Flash forward twenty years. All the neighborhood boys had moved away with their wives, beginning their own families. Arnst still lived alone with his mother. He was 31.

“When will you get married, Arnst?”

“When I smell her, I will know.”

His mother threw up her hands, half in despair, mostly out of fear.

The year Arnst turned 35, a young widow moved into town, renting a room in Mrs. Steiner’s house on the corner of Arnst’s street. She had a daughter who possessed the same flowing red hair and stained glass eyes.

Their eyes were a peculiar color, neither blue nor brown nor green, but somewhere in between, with shards of color that glittered when they met the light.

The men in town were of course curious about the young widow with the stained glass eyes, and the women in town were of course suspicious of said woman, keeping their men behind locked doors and firmly shutting the window shades.

Arnst took no notice of the woman with the stained glass eyes, of course. Not at first, anyway.

One day while Arnst was walking home from the factory where he worked, he decided to take a different route. It happened to lead him by the house on the corner.

Walking down the street was a novel experience for him.

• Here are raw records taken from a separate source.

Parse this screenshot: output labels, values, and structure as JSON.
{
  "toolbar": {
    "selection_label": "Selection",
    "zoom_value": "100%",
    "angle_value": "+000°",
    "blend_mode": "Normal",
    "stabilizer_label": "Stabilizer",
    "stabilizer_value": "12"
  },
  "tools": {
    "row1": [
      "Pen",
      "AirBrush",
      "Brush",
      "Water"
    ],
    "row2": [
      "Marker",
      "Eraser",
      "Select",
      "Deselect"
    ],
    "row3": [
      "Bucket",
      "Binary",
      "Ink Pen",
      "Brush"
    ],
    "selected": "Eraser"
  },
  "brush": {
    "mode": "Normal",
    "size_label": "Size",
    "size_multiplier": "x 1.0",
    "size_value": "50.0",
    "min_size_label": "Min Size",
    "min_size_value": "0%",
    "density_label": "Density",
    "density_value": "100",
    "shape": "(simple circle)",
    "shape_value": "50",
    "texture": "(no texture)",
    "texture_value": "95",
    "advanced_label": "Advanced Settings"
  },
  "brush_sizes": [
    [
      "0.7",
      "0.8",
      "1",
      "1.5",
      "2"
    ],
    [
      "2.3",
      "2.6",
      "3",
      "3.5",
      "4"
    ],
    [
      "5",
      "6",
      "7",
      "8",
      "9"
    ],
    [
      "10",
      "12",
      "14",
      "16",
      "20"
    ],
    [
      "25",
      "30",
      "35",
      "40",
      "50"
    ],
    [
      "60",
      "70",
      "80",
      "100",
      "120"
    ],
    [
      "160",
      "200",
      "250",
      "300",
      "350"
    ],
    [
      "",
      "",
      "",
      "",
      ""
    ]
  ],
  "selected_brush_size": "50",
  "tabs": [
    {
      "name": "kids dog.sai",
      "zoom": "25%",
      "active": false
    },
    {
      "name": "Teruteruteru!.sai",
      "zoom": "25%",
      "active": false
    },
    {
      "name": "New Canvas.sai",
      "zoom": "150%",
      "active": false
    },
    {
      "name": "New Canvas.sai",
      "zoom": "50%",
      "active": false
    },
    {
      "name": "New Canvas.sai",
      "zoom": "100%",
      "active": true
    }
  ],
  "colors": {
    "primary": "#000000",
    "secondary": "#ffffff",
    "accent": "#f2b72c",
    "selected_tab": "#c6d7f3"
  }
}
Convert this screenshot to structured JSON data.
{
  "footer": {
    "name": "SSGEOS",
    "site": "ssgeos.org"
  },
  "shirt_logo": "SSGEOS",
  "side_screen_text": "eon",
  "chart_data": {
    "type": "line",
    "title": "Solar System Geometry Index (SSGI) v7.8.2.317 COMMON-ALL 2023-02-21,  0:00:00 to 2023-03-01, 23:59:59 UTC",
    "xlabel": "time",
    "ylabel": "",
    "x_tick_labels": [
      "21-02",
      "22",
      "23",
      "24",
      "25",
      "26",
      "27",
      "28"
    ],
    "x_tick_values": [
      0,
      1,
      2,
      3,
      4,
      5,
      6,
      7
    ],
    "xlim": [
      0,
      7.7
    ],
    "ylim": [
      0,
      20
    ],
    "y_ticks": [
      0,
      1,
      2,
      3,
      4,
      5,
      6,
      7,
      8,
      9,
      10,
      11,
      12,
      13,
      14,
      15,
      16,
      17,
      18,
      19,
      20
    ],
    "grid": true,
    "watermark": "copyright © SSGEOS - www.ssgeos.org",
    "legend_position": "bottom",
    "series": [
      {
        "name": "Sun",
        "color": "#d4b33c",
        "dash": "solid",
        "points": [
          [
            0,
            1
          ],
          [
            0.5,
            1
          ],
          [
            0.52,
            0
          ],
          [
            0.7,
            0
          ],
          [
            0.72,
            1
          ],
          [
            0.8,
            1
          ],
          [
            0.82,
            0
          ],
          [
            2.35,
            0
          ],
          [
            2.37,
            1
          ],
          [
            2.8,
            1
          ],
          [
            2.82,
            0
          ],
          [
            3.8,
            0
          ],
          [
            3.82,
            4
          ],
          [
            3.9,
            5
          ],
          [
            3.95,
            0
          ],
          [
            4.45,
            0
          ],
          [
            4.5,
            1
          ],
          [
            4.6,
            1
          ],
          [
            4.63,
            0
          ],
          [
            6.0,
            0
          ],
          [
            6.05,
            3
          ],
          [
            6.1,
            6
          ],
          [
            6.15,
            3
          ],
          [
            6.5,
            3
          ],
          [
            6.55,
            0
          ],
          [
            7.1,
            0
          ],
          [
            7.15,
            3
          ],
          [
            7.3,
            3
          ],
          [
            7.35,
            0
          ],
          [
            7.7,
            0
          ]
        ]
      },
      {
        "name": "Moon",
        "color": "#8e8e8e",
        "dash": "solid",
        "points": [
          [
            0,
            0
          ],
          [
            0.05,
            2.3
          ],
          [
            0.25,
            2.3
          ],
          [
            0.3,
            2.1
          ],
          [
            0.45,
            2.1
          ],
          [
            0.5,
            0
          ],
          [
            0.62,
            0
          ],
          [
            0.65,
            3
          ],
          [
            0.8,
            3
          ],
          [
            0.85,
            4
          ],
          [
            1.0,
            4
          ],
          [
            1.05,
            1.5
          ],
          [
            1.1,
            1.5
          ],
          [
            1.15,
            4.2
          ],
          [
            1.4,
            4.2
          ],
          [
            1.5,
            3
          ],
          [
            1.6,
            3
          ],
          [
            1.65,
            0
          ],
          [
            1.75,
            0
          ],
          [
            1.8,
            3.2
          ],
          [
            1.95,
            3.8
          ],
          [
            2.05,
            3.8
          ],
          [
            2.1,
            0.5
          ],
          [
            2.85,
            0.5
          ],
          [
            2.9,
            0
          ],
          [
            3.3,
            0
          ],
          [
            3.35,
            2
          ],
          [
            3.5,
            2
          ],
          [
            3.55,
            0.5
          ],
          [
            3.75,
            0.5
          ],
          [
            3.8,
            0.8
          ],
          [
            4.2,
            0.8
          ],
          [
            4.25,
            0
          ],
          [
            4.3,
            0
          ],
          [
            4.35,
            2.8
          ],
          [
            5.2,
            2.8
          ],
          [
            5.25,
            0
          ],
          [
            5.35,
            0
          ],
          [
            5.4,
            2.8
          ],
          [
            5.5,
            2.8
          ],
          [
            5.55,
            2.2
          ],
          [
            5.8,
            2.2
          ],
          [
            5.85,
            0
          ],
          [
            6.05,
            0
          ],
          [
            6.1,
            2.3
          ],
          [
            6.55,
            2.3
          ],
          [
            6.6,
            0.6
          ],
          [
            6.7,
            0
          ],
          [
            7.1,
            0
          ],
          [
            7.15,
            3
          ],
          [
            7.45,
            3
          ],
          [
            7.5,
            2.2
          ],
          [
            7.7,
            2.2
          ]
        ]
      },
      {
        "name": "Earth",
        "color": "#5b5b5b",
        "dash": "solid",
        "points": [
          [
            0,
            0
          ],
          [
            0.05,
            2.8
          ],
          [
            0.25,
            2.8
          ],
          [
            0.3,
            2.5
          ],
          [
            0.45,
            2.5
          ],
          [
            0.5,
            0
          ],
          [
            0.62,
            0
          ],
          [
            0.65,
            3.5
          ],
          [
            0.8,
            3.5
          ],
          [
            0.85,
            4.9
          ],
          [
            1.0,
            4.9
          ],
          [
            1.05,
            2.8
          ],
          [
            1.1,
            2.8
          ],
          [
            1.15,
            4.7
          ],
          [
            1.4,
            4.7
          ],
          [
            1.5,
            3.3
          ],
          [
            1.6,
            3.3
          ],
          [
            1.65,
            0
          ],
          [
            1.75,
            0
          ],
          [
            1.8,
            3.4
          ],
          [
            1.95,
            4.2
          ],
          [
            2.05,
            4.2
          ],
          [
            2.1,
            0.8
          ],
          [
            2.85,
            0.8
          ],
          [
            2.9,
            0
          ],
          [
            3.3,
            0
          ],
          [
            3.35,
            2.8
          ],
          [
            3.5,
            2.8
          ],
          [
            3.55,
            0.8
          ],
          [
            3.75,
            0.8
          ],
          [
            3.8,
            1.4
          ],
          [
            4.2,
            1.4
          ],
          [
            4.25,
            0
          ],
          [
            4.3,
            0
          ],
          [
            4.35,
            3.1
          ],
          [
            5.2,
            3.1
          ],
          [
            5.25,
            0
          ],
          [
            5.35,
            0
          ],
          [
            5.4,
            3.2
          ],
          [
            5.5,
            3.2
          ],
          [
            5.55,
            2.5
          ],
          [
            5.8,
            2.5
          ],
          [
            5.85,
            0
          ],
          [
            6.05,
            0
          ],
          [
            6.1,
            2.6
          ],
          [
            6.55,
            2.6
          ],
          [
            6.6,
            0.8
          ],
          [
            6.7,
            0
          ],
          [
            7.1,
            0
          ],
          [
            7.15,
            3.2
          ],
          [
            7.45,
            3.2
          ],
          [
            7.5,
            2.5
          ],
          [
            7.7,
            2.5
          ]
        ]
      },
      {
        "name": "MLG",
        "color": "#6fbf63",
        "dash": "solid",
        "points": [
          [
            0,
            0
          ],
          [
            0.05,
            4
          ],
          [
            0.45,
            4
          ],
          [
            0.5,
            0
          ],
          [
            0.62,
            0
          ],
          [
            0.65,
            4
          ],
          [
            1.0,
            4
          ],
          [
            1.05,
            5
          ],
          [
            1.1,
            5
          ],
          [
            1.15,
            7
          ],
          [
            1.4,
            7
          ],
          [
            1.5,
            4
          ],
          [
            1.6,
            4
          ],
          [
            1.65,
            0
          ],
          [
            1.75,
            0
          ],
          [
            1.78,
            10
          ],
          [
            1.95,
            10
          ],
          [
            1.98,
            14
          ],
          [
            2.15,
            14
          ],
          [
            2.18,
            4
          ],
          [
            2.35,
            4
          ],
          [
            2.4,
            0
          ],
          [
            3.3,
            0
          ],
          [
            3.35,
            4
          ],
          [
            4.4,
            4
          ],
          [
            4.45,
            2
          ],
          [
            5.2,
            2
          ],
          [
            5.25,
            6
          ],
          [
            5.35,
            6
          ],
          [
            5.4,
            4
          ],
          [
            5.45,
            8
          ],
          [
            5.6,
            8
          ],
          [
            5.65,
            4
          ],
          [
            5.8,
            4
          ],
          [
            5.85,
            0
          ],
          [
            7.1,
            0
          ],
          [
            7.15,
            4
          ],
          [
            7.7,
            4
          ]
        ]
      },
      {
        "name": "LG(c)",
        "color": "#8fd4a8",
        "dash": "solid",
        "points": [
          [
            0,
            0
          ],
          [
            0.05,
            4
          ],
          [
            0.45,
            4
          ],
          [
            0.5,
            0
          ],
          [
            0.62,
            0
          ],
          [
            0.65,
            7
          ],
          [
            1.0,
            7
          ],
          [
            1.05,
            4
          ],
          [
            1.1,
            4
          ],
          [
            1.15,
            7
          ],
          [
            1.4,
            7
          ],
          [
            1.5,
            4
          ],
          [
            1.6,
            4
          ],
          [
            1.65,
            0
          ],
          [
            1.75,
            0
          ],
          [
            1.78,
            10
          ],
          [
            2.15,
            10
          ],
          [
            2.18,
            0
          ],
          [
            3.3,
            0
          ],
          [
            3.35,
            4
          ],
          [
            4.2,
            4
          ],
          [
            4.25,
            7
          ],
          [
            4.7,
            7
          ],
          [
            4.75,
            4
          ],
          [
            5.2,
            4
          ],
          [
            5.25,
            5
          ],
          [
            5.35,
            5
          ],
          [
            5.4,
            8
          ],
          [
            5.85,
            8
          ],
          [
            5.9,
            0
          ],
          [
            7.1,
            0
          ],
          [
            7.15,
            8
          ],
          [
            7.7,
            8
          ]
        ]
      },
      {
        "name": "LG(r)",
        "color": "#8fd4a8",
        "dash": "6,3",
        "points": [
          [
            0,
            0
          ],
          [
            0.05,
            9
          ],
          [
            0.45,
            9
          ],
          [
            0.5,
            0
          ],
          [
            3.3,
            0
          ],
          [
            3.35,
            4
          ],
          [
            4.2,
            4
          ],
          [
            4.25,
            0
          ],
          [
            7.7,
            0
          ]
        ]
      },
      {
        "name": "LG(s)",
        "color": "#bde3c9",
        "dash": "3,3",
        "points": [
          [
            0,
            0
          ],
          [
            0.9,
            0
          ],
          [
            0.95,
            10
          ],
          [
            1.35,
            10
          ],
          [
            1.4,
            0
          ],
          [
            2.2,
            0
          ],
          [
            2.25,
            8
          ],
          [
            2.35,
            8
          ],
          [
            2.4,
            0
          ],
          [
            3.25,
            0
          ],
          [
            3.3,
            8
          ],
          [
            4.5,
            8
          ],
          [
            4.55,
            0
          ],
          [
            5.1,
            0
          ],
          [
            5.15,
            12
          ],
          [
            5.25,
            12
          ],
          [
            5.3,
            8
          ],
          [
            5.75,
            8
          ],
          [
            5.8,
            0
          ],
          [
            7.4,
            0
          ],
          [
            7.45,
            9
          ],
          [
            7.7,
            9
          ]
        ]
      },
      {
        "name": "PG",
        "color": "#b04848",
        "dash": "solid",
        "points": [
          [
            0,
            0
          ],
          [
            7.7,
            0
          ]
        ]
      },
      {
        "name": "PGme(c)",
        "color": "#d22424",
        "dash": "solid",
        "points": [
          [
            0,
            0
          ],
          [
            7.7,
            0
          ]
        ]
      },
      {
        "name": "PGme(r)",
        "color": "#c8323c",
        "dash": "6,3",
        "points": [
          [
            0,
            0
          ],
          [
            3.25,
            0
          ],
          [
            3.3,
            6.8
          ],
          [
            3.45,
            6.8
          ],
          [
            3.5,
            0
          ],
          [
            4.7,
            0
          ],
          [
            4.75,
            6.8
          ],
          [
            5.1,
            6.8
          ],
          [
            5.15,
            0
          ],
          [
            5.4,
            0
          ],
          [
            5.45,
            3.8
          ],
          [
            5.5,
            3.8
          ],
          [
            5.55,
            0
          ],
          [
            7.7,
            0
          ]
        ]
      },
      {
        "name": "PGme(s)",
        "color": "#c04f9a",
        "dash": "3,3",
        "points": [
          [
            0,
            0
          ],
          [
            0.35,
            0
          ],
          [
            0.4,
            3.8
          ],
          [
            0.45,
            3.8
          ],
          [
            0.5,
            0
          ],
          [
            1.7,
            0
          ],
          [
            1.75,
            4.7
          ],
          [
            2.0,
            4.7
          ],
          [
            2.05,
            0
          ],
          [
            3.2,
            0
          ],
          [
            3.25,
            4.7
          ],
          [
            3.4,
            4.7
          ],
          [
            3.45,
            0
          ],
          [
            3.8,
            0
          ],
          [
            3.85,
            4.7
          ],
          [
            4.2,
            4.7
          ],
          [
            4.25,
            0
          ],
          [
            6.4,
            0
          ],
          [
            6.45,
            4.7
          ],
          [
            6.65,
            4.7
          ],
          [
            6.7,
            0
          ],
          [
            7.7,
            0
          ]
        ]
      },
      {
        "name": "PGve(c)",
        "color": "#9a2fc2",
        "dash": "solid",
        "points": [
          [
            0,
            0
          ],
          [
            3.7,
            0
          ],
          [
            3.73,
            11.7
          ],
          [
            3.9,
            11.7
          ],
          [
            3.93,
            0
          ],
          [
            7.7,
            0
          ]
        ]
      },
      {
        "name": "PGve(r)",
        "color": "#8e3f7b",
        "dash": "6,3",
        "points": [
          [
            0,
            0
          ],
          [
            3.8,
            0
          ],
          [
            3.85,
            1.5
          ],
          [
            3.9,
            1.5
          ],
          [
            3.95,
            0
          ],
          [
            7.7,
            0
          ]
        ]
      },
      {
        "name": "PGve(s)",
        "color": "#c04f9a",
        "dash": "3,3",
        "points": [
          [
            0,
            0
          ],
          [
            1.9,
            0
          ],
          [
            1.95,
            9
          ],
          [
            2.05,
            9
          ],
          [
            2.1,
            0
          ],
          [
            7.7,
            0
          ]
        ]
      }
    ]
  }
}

You and I read the paper to find out about the world, but Arnst only had to walk down the street and inhale.

He breathed in the vinegary argument of the old couple, Mr. and Mrs. Gladstein, whose nightly shouting matches were something of a tradition on this street. He took a whiff of the lilac-laced telephone conversation between thirteen year old Lissen Trachtenberg and fifteen year old Zacharias Stone. Then he passed the house on the corner, routinely inhaling and expecting the usual garlic stinginess that permeated Mrs. Steiner’s house.

But his nose smelled something else. Something different. It was flower-like in its delicacy if not in its scent. It was powdery but with a certain heaviness, like the feel of lamb’s wool in your hand. Arnst Vandenburg, wunderkid extraordinaire, who thought he had cataloged every scent in town, was stumped.

“What is that smell?” he breathed aloud, wondering. The birds in the trees stopped, too, breathing in the scent along with him. A wondering wunderkid is not something you see every day, after all.

Like a drowning man, Arnst walked up to Mrs. Steiner’s door and knocked.

At first, no one answered the door. The house was cemetery-silent, the blinds closed, but Arnst knew in his nose that two people were inside. So he knocked again, more loudly this time.

He smelled the licorice-hesitant steps of a child and then the door was suddenly swung open. A little girl with flowing red hair and stained glass eyes stood there, her open smile revealing two missing front teeth.

“Hello-can-I-help-you!” she sang out, and before Arnst could answer her, the same mysterious scent came dancing towards him. A woman appeared behind the child, a protective arm wrapped around the girl.

Arnst’s stuttering, doe-brown eyes blinked in surprise to see the same flowing red hair and stained glass eyes. His eyes had never taken in such beauty before, let alone mirrored in two human beings.

But it was really her scent that he fell in love with in that moment.

“Yes?” the woman said cautiously, her stained glass eyes curious despite her clipped voice.

For once in the wunderkid’s life, he felt stupid.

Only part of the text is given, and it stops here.